Притка пропустила первый оклик Гунны, и теперь та взывала возмущенно, будто упрекая:
– Айша!
– Да!
Бьерн обернулся на нее, перестал улыбаться.
– Помоги-ка, – Гунна задрала мокрый подол и разглядывала свою ногу. Из распоротой, наверное в ручье, щиколотки текла кровь. В руках Гунна держала чистую тряпицу, оторванную от собственной нижней рубахи. – Завязать надобно.
Вечером третьего дня они остановились близ небольшого селища на Ладожке. К ночи Бьерн с Тортлавом ушли в селище – воев позвал сам староста. Проводив их взглядом, Айша помогла Гунне развести костер, разложила на камнях у костра сухие ломти мяса, распрягла Каурую, отвела ее на выпас, побродила немного по лагерю, пожевала пропитавшееся кострищем мясо, залезла на телегу, зарылась в разбросанное тряпье, зевнула…
Ее разбудили осторожные шаги. Поднимаясь, Айша вгляделась в обступившую обоз темноту. Мимо телеги протопал Фарлав – вой из Бьернова хирда. Остановился у куста, приспустил порты… Облегчившись, затопал обратно, окатив Айшу заспанным взглядом.
Притка уселась поудобнее, подложив под спину тюк с одежей, покосилась в сторону селища. Там горели костры – небо над селищем светлело, переливалось всполохами. А здесь молчала ночь, было тихо и пусто.
Айша перевернулась на бок, отодвинув развешанные по бортам телеги тряпки, уставилась в расплывчатые сполохи селищенских костров, в темные тени покатых крыш, в пропоровшие небо черные колья далекой городьбы[26]. Со стороны реки веяло прохладой.
– Я. Бьерн. – Айша провела пальцем черту в воздухе, соединяя две невидимые точки. Потом осторожно задернула тряпье, натянула до подбородка одеяло, зажмурилась. В полной темноте уткнулась носом в пропахший дымом тюк.
Тихо. Слишком тихо, чтоб уснуть. Надевать теплый плащ Айша не стала – выбралась из лагеря в чем была. Травяной ковер глушил ее шаги. Фарлав, позабыв про охрану, дрых у последнего костра. Уселся на кочку, скрестил руки на коленях, свесил голову на грудь. Сопел, словно перекликаясь с потрескиванием догорающих угольев. Подле него лежал короткий меч.
Выбравшись из лагеря, притка направилась в сторону селища. Пришлось топать по разъеденной весенними дождями пашне. В меже возились и пыхтели два обнаженных тела. Притка узнала Гунну и Рейнара, обошла их стороной. Слух у Гунны был чуткий, как у зверушки. Оторвалась от утехи, всмотрелась, признав Айшу, улыбнулась и вновь склонилась над мужем.
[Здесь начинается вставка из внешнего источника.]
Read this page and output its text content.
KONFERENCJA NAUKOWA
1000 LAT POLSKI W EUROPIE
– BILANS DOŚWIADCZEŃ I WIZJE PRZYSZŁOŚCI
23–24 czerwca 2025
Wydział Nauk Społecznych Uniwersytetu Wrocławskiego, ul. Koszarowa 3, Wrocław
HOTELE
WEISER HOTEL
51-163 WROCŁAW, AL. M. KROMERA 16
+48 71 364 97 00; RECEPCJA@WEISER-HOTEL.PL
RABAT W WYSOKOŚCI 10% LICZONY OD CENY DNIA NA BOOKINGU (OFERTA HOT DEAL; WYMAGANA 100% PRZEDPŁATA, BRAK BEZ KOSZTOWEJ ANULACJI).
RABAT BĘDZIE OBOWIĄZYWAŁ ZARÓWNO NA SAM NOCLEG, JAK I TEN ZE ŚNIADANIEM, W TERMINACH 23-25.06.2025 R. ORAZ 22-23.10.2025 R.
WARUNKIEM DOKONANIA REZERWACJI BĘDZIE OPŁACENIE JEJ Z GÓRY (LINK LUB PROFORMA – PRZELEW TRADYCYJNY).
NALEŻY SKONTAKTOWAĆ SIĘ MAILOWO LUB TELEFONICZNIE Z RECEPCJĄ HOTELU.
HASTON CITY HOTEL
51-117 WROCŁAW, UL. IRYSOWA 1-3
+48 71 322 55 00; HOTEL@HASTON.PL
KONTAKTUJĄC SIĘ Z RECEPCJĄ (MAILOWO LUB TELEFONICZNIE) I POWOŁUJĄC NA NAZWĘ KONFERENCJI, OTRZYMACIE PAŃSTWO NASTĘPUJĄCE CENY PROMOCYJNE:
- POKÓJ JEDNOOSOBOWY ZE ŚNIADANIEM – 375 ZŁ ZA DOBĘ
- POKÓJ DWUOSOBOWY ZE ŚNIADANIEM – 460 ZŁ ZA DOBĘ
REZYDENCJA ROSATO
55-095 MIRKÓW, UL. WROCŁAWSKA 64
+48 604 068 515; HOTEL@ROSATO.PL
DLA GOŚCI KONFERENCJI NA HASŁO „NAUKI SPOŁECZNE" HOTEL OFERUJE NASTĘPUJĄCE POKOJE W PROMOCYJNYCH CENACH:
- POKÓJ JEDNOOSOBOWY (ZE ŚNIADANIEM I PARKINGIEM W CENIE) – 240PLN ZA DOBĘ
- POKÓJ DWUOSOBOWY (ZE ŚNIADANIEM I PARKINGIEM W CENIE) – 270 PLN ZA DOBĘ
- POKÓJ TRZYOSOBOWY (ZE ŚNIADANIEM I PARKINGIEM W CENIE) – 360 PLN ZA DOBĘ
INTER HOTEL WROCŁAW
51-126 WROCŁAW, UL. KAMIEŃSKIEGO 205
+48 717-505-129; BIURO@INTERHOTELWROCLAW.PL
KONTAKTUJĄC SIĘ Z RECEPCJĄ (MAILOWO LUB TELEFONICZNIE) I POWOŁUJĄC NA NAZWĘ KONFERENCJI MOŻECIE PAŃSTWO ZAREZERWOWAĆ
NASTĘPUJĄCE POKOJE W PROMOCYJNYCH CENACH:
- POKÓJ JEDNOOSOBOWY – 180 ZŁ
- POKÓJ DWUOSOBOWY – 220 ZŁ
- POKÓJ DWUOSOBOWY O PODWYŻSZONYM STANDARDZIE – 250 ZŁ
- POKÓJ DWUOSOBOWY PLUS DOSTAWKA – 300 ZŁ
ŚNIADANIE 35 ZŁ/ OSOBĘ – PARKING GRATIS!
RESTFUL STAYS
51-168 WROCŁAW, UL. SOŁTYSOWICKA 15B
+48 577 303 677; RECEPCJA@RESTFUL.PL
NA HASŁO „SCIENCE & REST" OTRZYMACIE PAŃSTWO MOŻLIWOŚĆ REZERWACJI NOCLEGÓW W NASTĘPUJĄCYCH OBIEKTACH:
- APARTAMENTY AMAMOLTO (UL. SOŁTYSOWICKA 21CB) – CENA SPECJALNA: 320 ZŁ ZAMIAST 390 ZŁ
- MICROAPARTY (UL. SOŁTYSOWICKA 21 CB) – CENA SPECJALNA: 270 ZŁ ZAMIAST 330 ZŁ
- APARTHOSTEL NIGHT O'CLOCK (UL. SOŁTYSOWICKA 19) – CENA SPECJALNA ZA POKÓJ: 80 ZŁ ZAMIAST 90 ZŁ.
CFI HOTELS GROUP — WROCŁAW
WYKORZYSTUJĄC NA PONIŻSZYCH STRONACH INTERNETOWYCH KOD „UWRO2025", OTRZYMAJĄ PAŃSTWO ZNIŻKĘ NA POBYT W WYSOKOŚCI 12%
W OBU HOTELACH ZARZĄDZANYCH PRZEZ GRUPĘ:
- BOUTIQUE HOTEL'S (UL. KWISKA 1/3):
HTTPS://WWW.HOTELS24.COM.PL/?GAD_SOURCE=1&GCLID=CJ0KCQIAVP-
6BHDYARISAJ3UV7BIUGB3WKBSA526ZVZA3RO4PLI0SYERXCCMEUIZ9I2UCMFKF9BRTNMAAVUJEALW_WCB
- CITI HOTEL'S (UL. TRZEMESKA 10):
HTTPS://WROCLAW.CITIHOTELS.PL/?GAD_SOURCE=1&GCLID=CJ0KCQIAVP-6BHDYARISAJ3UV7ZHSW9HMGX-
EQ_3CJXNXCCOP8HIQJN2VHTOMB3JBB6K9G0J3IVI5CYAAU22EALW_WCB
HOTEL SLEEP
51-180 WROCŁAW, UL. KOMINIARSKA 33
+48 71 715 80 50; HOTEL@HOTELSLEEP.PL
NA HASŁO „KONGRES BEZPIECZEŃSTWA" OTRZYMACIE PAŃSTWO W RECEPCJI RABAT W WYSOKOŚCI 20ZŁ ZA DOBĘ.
Притка огляделась. Небо было чистым, словно промытым, крупные звезды безразлично взирали на застывшую посреди пашни девчонку, лунный свет размазывал тени по вскопанным грядам. За полем, за далекой городьбой устрашающими громадами темнели селищенские избы. Айше хотелось попасть туда, поглядеть – как теперь живут люди, что делают, когда у них есть дом и те, кого можно любить. Когда-то Айша не умела любить, а надо было бы. Надо, чтоб не брести с чужими людьми по земле…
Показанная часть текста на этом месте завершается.